Or perhaps she was simply not solid enough herself anymore to fall through.
Either way, she didn’t mind. After all the horror of recent memory—horror that her conscious mind had been too numbed to recognize, but that her raging subconscious had experienced in all the vibrancy of dreams-come-true—a stroll in the heavens was quite pleasant.
How she had come here, she couldn’t decide. She had vague recollections of the shadow’s scream, followed by a long, long fall. Then she’d opened her eyes and found herself lying upon this cloud that was softer than lamb’s wool. All was gray-blue around her with the promise of dawn nearing. She got to her feet, unsteady at first, then started walking, stepping from cloud to cloud.

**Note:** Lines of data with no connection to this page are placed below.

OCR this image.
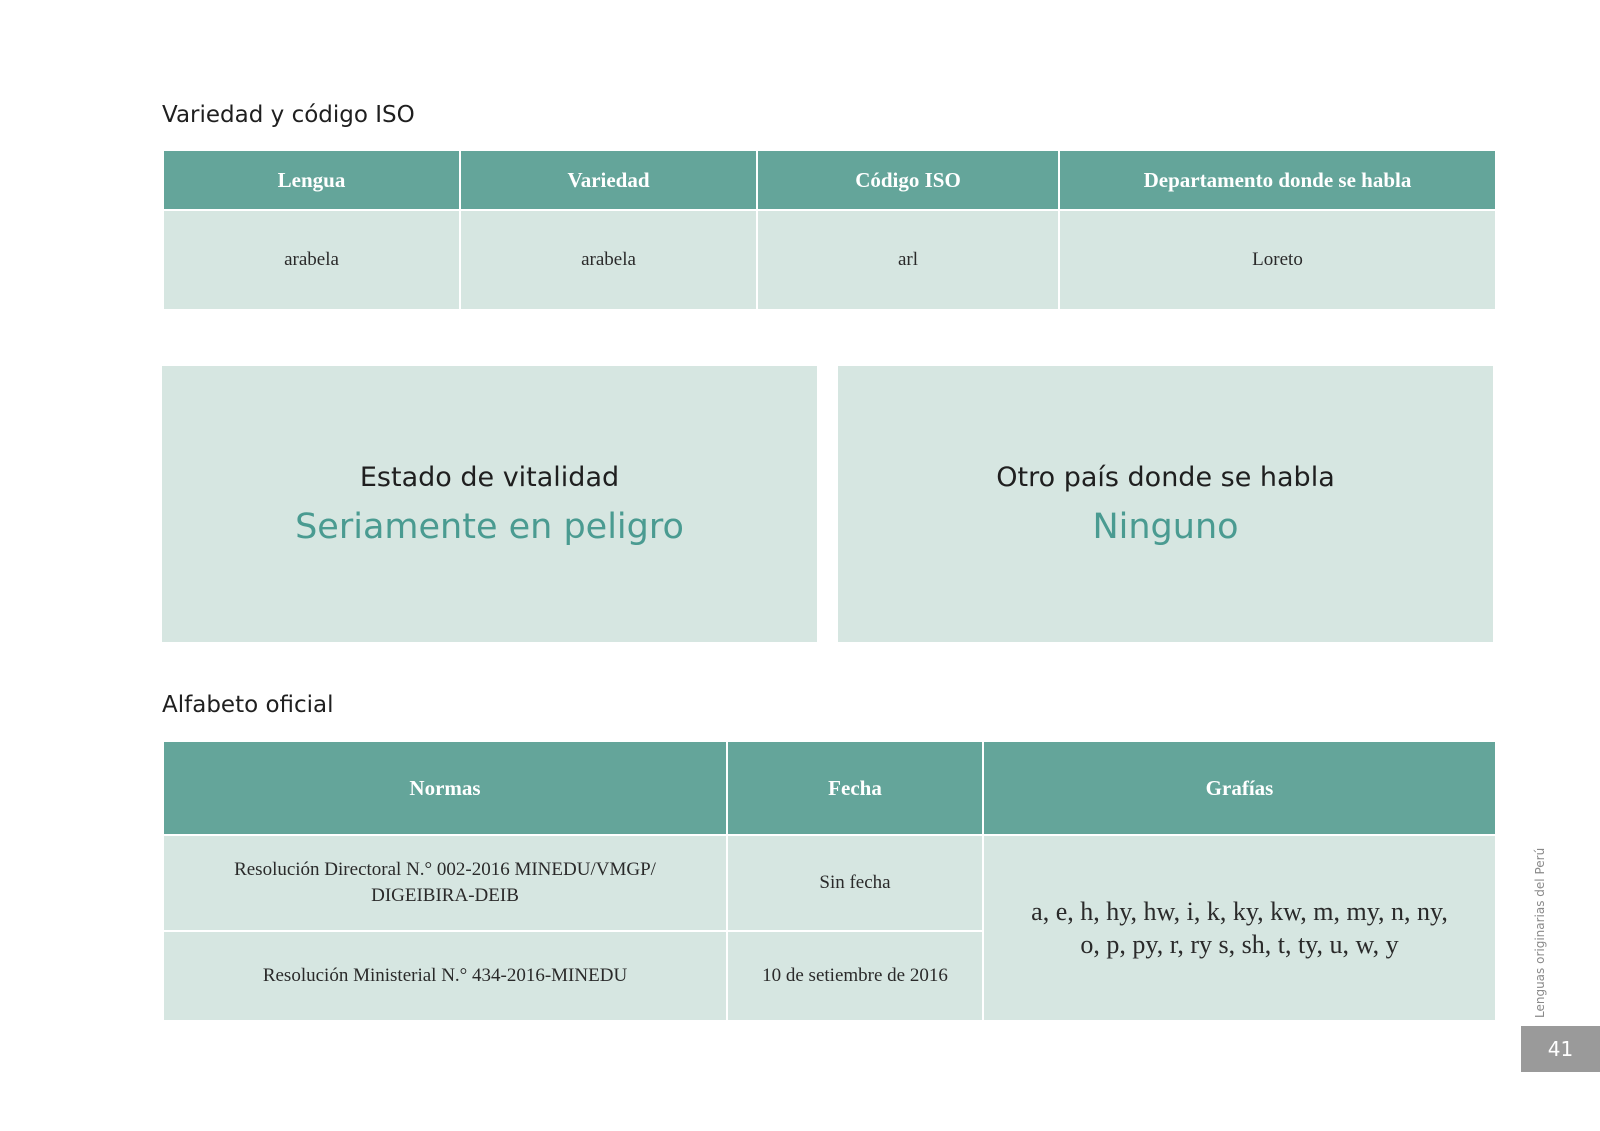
Variedad y código ISO
Lengua	Variedad	Código ISO	Departamento donde se habla
arabela	arabela	arl	Loreto
Estado de vitalidad
Seriamente en peligro
Otro país donde se habla
Ninguno
Alfabeto oficial
Normas	Fecha	Grafías
Resolución Directoral N.° 002-2016 MINEDU/VMGP/ DIGEIBIRA-DEIB	Sin fecha	a, e, h, hy, hw, i, k, ky, kw, m, my, n, ny, o, p, py, r, ry s, sh, t, ty, u, w, y
Resolución Ministerial N.° 434-2016-MINEDU	10 de setiembre de 2016		Lenguas originarias del Perú
41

There were other children. None of them were near enough to call out to, but she could see hundreds of them all round her. Dark children of the South Land, clad in garments very like her own. Her brothers and her sisters through the binding of the nation.
They had all passed through the black door of the Mound.
Lark shivered at this almost memory. It couldn’t be a real memory since she had been unconscious, lost at the time in the light of the Bronze. But somewhere deep inside, she came so close to remembering, it was frightening. She would spend the rest of her life trying to forget what she had never truly known.
Lumé began to rise. The clouds, dark purple beneath her feet, came alive with red, with saffron, with gold, rippling like swiftly moving water as the light spread farther and farther. Lark heard gasps of delight from the great crowd of children surrounding her, but then those gasps were swallowed up in the sound that followed.
The sound of Lumé’s Song.
He appeared on the edge of the horizon, lordly and powerful, a vision-filling giant even at this vast distance. He was young and he was old, and his hair streamed like flames, and his body flamed as well, a vibrant flame full of life. From his mouth poured the Melody, and it was the Melody itself that exploded with light, and shot the colors across the clouds, across the waking world.
As Lumé rose, he danced, and Lark found she longed to dance as well. She raised her hands above her head, and her feet moved in a rhythm hitherto unknown. All the children danced, each a different dance, unique in its pattern, hundreds of inimitable patterns that moved together with the Song of Lord Lumé and scattered tufts of light-infused clouds beneath their feet.
They raised their sweet, childish voices and sang. Theirs was not the language of the Sun, but language did not matter here, high above the worlds.
“I bless your name, oh you who sit
Enthroned beyond the Highlands!
I bless your name and sing in answer
To the Song you give!
“My words in boundless gladness overflow,
In song, more than words.
Joy and fear and hope and trembling,
Bursting all restraint!
“Who can help but sing?”
So the sun rose and danced across the sky. And his Song became milder, more distant as he climbed those high blue vaults, and the clouds gave up their brilliant colors to become a softer, gentler white. Lark, exhausted and happy, sat down suddenly, closing her eyes, feeling the warmth of Lumé’s blaze upon her skin. The darkness of Cren Cru’s Mound was all but forgotten now.
When she opened her eyes, she found herself gazing into the face of a friend she had not known she knew.
“Hullo,” she said.
“Hullo,” said the Prince of Farthestshore. He crouched down before her, and his smile was more beautiful than Lumé himself. He wasn’t a man, exactly, but he wasn’t a Faerie either. Lark didn’t know what he was, but she didn’t think such questions mattered now.
“Thank you for the Song,” she said.
“Thank you for the singing,” he replied, and this she thought strange. With Lumé, Hymlumé, and all the hosts of gleaming stars to sing for him, why should he care about her one, feeble voice? Yet the delight was evident in his eyes.
Lark blushed, so pleased at the Prince’s pleasure, she hardly knew which way to look.
The Prince said, “Are you ready to go home now?”
“Go home with you?” she asked hopefully.
But the Prince of Farthestshore shook his head. “Not yet, Meadowlark,” he said, and she liked how her full name sounded when he spoke it. “I need you to sing in your own world a little longer. Are you ready to do that for me?”
She sighed and shrugged. “I’d rather go with you.”
“What about your ma and da? Your sisters and your brother? Don’t you think they need you?”